Officers join students in hopes to make the grade

Fredericktown Police Department officer Mike Tiefenauer, left, and Miller County Sheriff's Department Deputy Andy Wickham explain Thursday morning to preschool students at St. Martin School when and when not to call 911.
Fredericktown Police Department officer Mike Tiefenauer, left, and Miller County Sheriff's Department Deputy Andy Wickham explain Thursday morning to preschool students at St. Martin School when and when not to call 911.

Law enforcement officers from departments in four states, including from the Cole County Sheriff's Department, joined students Thursday at St. Martin Catholic School for class in order for the officers to pass their own D.A.R.E. certification.

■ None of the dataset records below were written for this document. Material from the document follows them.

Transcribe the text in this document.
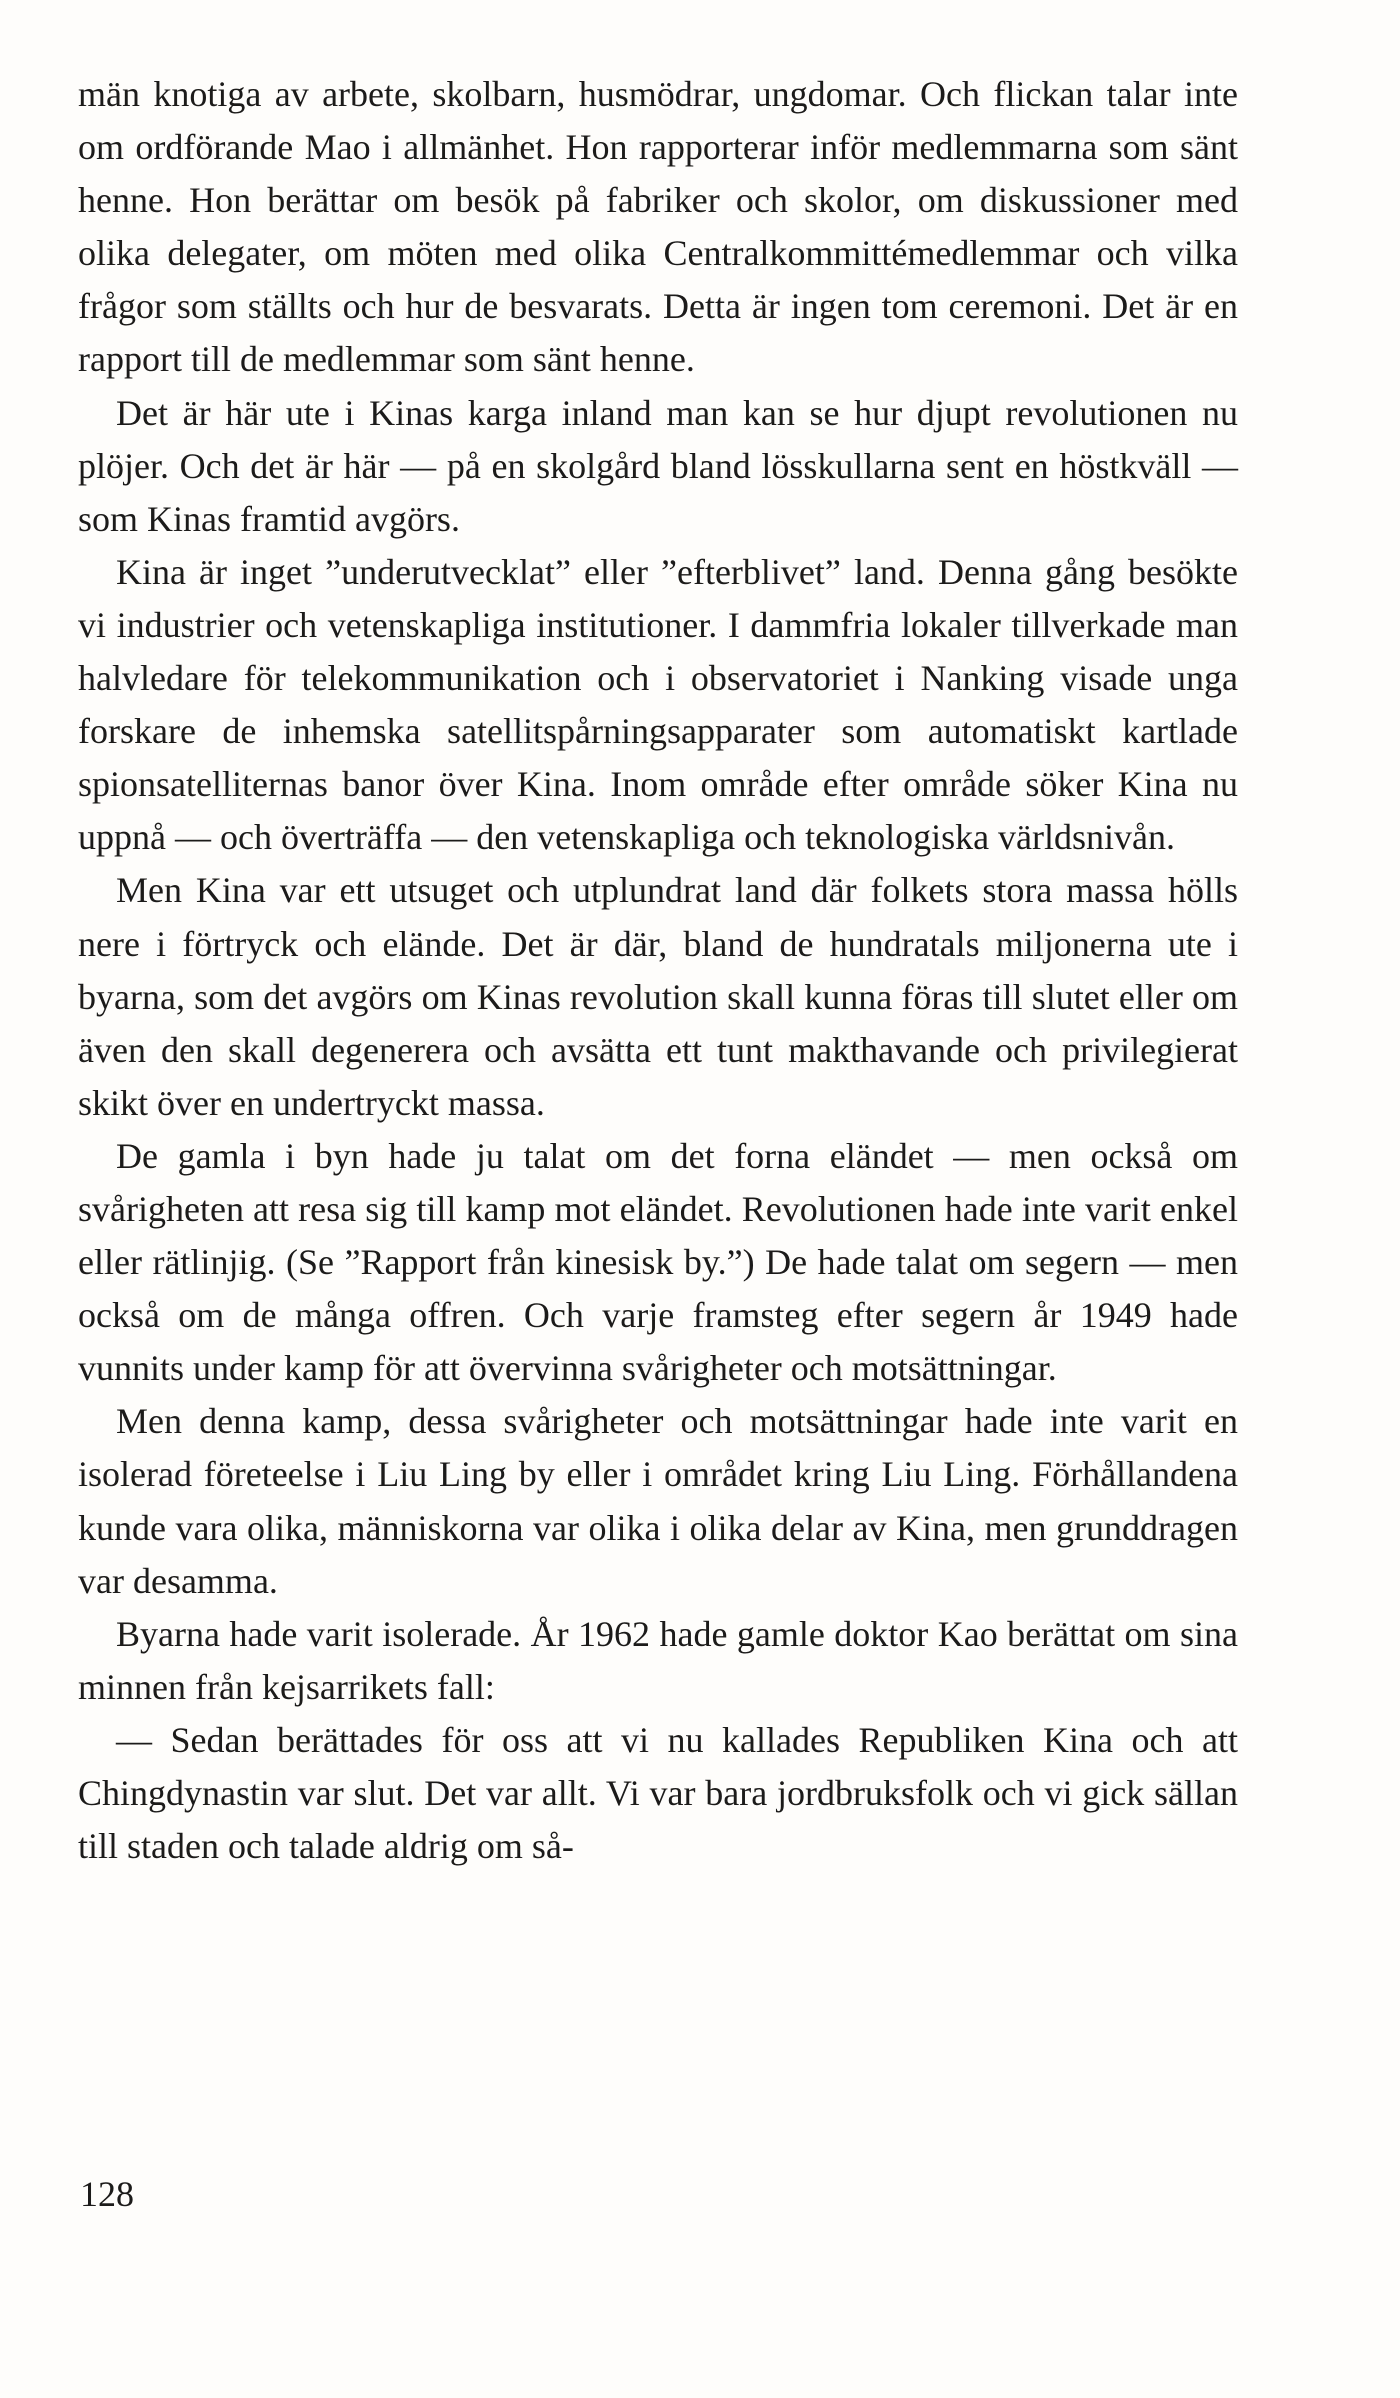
män knotiga av arbete, skolbarn, husmödrar, ungdomar. Och flickan talar inte om ordförande Mao i allmänhet. Hon rapporterar inför medlemmarna som sänt henne. Hon berättar om besök på fabriker och skolor, om diskussioner med olika delegater, om möten med olika Centralkommittémedlemmar och vilka frågor som ställts och hur de besvarats. Detta är ingen tom ceremoni. Det är en rapport till de medlemmar som sänt henne.

Det är här ute i Kinas karga inland man kan se hur djupt revolutionen nu plöjer. Och det är här — på en skolgård bland lösskullarna sent en höstkväll — som Kinas framtid avgörs.

Kina är inget ”underutvecklat” eller ”efterblivet” land. Denna gång besökte vi industrier och vetenskapliga institutioner. I dammfria lokaler tillverkade man halvledare för telekommunikation och i observatoriet i Nanking visade unga forskare de inhemska satellitspårningsapparater som automatiskt kartlade spionsatelliternas banor över Kina. Inom område efter område söker Kina nu uppnå — och överträffa — den vetenskapliga och teknologiska världsnivån.

Men Kina var ett utsuget och utplundrat land där folkets stora massa hölls nere i förtryck och elände. Det är där, bland de hundratals miljonerna ute i byarna, som det avgörs om Kinas revolution skall kunna föras till slutet eller om även den skall degenerera och avsätta ett tunt makthavande och privilegierat skikt över en undertryckt massa.

De gamla i byn hade ju talat om det forna eländet — men också om svårigheten att resa sig till kamp mot eländet. Revolutionen hade inte varit enkel eller rätlinjig. (Se ”Rapport från kinesisk by.”) De hade talat om segern — men också om de många offren. Och varje framsteg efter segern år 1949 hade vunnits under kamp för att övervinna svårigheter och motsättningar.

Men denna kamp, dessa svårigheter och motsättningar hade inte varit en isolerad företeelse i Liu Ling by eller i området kring Liu Ling. Förhållandena kunde vara olika, människorna var olika i olika delar av Kina, men grunddragen var desamma.

Byarna hade varit isolerade. År 1962 hade gamle doktor Kao berättat om sina minnen från kejsarrikets fall:

— Sedan berättades för oss att vi nu kallades Republiken Kina och att Chingdynastin var slut. Det var allt. Vi var bara jordbruksfolk och vi gick sällan till staden och talade aldrig om så-

128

Cole County Lt. Kevin Woodson - who is also a mentor with the Missouri Police Chiefs Association, which organized the event - explained officers who seek to become D.A.R.E.-certified have to pass an 80-hour curriculum that includes demonstrations of their ability to be comfortable around and communicate with schoolchildren.

D.A.R.E. is a long-running national anti-drug and anti-violence program for youth - at St. Martin School, it's taught in sixth grade, Principal Eddie Mulholland said.

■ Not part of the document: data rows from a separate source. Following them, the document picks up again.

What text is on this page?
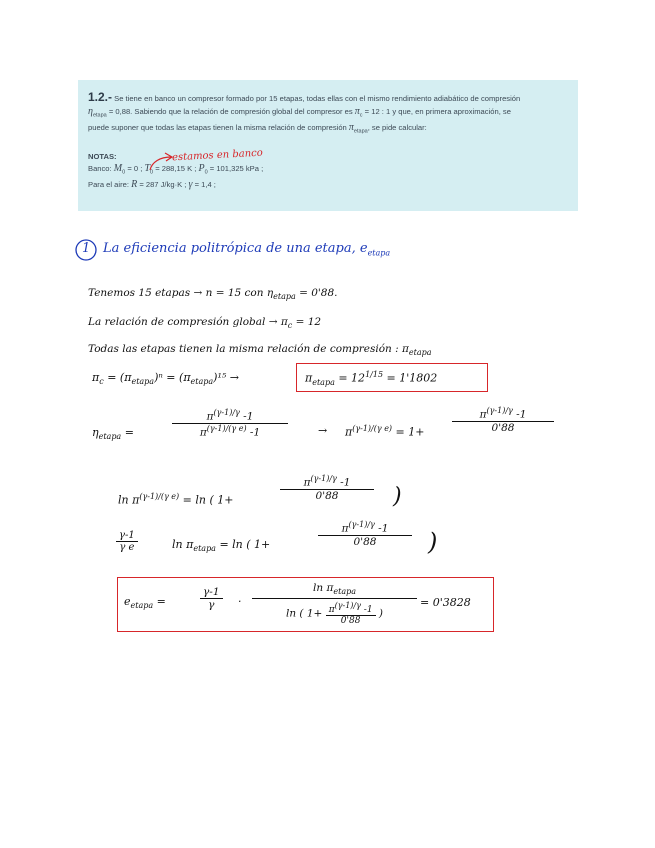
1.2.- Se tiene en banco un compresor formado por 15 etapas, todas ellas con el mismo rendimiento adiabático de compresión
$\eta_{etapa} = 0,88$. Sabiendo que la relación de compresión global del compresor es $\pi_c = 12$ : 1 y que, en primera aproximación, se
puede suponer que todas las etapas tienen la misma relación de compresión $\pi_{etapa}$, se pide calcular:
NOTAS:
Banco: $M_0 = 0$ ; $T_0 = 288,15$ K ; $P_0 = 101,325$ kPa ;
Para el aire: R = 287 J/kg·K ; γ = 1,4 ;
estamos en banco
1 La eficiencia politrópica de una etapa, $e_{etapa}$
Tenemos 15 etapas → n = 15 con $\eta_{etapa} = 0'88$.
La relación de compresión global → $\pi_c = 12$
Todas las etapas tienen la misma relación de compresión : $\pi_{etapa}$
$\pi_c = (\pi_{etapa})^n = (\pi_{etapa})^{15}$ →	$\pi_{etapa} = 12^{1/15} = 1'1802$
$\eta_{etapa}$ =	$\frac{\pi^{(\gamma-1)/\gamma} -1}{\pi^{(\gamma-1)/(\gamma e)} -1}$	→ $\pi^{(\gamma-1)/(\gamma e)} = 1+$	$\frac{\pi^{(\gamma-1)/\gamma} -1}{0'88}$
$\ln \pi^{(\gamma-1)/(\gamma e)} = \ln$ ( 1+	$\frac{\pi^{(\gamma-1)/\gamma} -1}{0'88}$ )
$\frac{\gamma-1}{\text{γ e}}$	$\ln \pi_{etapa} = \ln$ ( 1+	$\frac{\pi^{(\gamma-1)/\gamma} -1}{0'88}$ )
$e_{etapa}$ =	$\frac{\gamma-1}{\gamma}$ ·
$\ln \pi_{etapa}$
ln ( $1+ \frac{\pi^{(\gamma-1)/\gamma} -1}{0'88}$ )
= 0'3828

"We get to show these guys the opposite side of the street," Woodson said of what it means for the officers to see and interact with the people they want to protect and get to know - students.

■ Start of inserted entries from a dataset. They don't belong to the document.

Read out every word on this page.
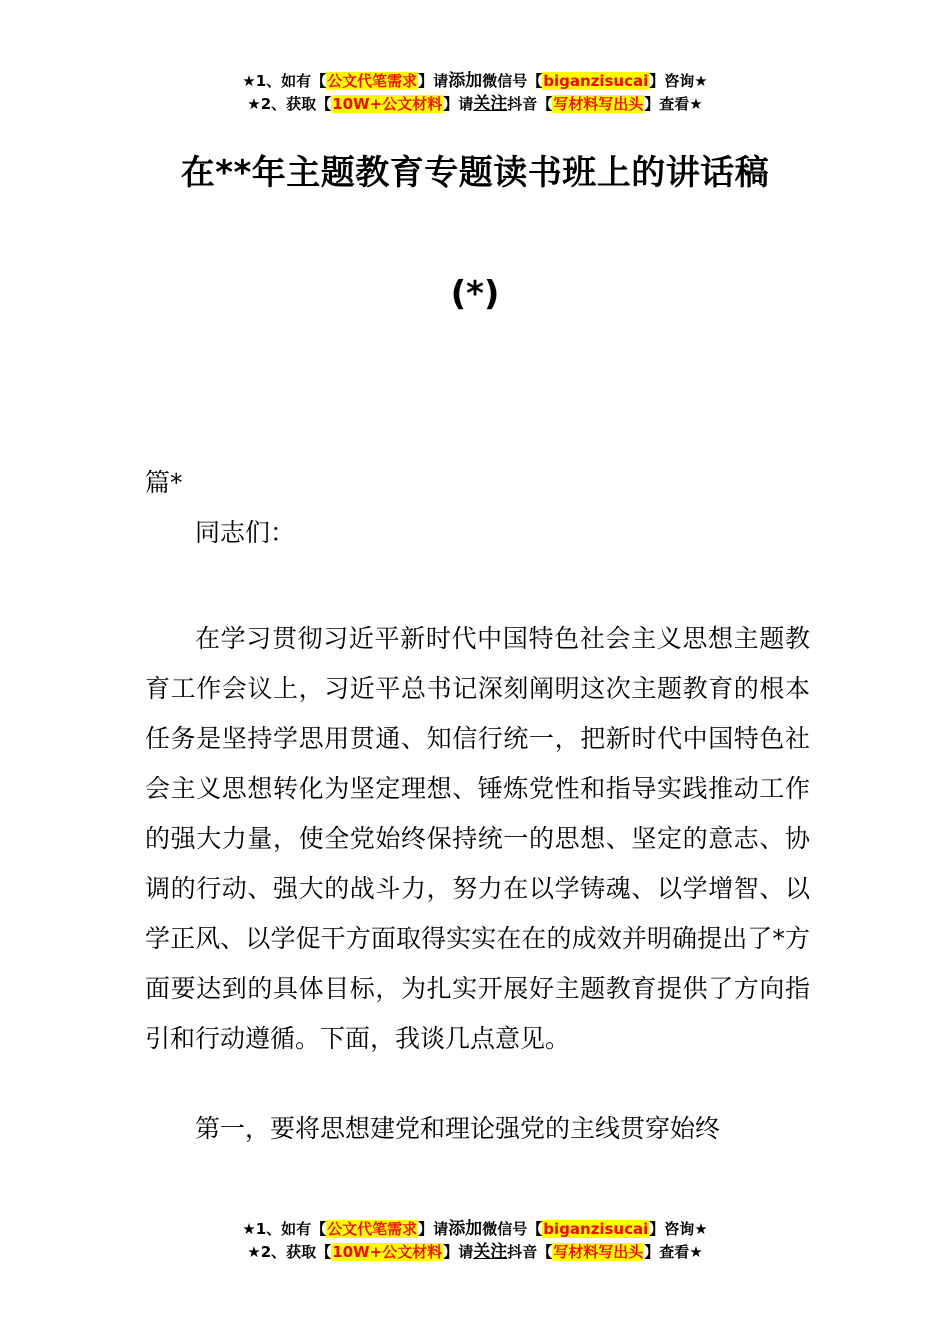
★1、如有【公文代笔需求】请添加微信号【biganzisucai】咨询★
★2、获取【10W+公文材料】请关注抖音【写材料写出头】查看★
在**年主题教育专题读书班上的讲话稿
(*)
篇*
同志们：
在学习贯彻习近平新时代中国特色社会主义思想主题教育工作会议上，习近平总书记深刻阐明这次主题教育的根本任务是坚持学思用贯通、知信行统一，把新时代中国特色社会主义思想转化为坚定理想、锤炼党性和指导实践推动工作的强大力量，使全党始终保持统一的思想、坚定的意志、协调的行动、强大的战斗力，努力在以学铸魂、以学增智、以学正风、以学促干方面取得实实在在的成效并明确提出了*方面要达到的具体目标，为扎实开展好主题教育提供了方向指引和行动遵循。下面，我谈几点意见。
第一，要将思想建党和理论强党的主线贯穿始终
★1、如有【公文代笔需求】请添加微信号【biganzisucai】咨询★
★2、获取【10W+公文材料】请关注抖音【写材料写出头】查看★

He said his time serving as a school resource and D.A.R.E. officer were the best assignments of his law enforcement career. He's been an officer for 29 years and was a D.A.R.E. instructor for 22 years.

"It's about security, safety, protection" and learning what things are good and not good, Mulholland said of what the event meant for his students.

Approximately a dozen officers at St. Martin School practiced their education skills in classrooms with students of all ages, and Woodson said there were groups of the same size Thursday at St. Stanislaus School in Wardsville and in Eugene.

The officers at St. Martin were from Arkansas, Illinois, Kansas and Missouri and included a K-9 unit from Baxter County, Arkansas.

Deputy Amber Gabriel of the Cole County Sheriff's Department taught students about different styles of communication and had students act out postures, body language and speaking tones.

In the same middle school math classroom, Boone County Sheriff's Department Deputy James Gaddis - a school resource officer in Ashland's school district - had students give examples of bullying; and Ellis County, Kansas' Undersheriff Scott Brown talked to students about peer pressure.

"You can, but is it going to mean as much?" Gaddis asked students of saying sorry online for cyber-bullying.

After their classroom time, officers enjoyed some playground time with students.

Officers' D.A.R.E. graduation will be today, Woodson said.